Jessica Palmer does her take on “Scientific Consensus” and other dirty words. In so doing, she provides an excellent example of contradicting her own thesis. Indicators abound. First is the title. It is loaded. Then there is the take about ‘people.’ And, if that is not enough, there is a dig at Fox News (as if she has never heard of Rathergate or other well known media scandals). After that is the political labeling of who is ‘for’ science and who ‘against.’ Finally is the petard hoisted that can be seen as saying anyone who doesn’t agree with a ‘consensus of scientists’ is anti-science.

The hit on the idea of people in science is a good one but misses the proper reason why. Yes, science is a human activity but, no, it is not governed by such things as voting or affirmation of rightness. It is human in that it is an education and communications process. A scientist does research to help create new intellectual constructs that can be useful in understanding reality. One of the ways that usefulness is determined is by how others can understand it in a constructive way. Science does not work when ideas and concepts are conveyed by an ‘I tell you so’ authority but rather on a ‘here is why this is a good idea’ authority. The consensus concept is only a reinforcement by group think – the ‘I tell you’ becomes ‘we tell you’ and, hence, more potent.

The very fundamental issue in science is about how people deal with new ideas and concepts and incorporate them into their world view. It is about individual change. That change represents learning.

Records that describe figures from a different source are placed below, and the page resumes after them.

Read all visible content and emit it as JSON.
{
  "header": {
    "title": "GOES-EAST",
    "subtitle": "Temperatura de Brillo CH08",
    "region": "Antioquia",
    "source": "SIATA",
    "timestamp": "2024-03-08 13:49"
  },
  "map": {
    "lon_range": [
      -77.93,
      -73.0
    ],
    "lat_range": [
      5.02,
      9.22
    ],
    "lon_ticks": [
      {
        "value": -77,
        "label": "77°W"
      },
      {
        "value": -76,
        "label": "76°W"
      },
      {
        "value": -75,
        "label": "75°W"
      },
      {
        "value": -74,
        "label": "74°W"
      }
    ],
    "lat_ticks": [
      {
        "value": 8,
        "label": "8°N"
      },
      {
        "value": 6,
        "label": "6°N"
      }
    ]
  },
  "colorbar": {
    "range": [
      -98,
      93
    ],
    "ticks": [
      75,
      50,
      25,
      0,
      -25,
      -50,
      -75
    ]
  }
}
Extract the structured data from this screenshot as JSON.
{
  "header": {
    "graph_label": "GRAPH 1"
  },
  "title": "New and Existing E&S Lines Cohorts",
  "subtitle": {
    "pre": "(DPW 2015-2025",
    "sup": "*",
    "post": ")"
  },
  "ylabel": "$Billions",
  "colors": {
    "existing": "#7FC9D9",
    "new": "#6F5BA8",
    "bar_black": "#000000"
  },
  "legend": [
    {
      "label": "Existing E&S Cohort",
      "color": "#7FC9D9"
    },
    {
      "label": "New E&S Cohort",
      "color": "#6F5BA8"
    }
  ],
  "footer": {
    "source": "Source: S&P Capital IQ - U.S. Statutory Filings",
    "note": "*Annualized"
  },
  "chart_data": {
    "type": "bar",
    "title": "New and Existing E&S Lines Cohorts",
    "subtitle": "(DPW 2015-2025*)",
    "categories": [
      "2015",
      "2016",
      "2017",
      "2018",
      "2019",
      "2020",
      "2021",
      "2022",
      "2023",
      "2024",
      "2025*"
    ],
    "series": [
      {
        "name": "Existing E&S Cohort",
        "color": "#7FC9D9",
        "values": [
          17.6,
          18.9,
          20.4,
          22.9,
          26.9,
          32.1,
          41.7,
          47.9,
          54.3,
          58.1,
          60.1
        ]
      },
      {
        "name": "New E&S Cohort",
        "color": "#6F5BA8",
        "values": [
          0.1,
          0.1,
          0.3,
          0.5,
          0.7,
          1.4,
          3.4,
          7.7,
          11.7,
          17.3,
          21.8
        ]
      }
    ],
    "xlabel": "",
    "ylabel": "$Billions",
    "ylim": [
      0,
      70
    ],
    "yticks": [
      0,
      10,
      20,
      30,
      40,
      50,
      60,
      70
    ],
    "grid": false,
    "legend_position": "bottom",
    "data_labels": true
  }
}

Promulgation of a consensus is communication of dogma and not science. The approach of science is one that does depend upon evidence, observation, and data and a high degree of intellectual integrity in communicating ideas and concepts in such a way that others can see the quality of those ideas and concepts for their own learning.

Blog entries such as Palmer’s are also learning and change artifacts as they show a person trying to come to grips with dissonance. A belief in the dogma of a group is much more comforting than stepping out to examine exactly why “scientific consensus” is an issue in the public eye in the first place.

People do see things differently. The problem is whether their view is honest or not.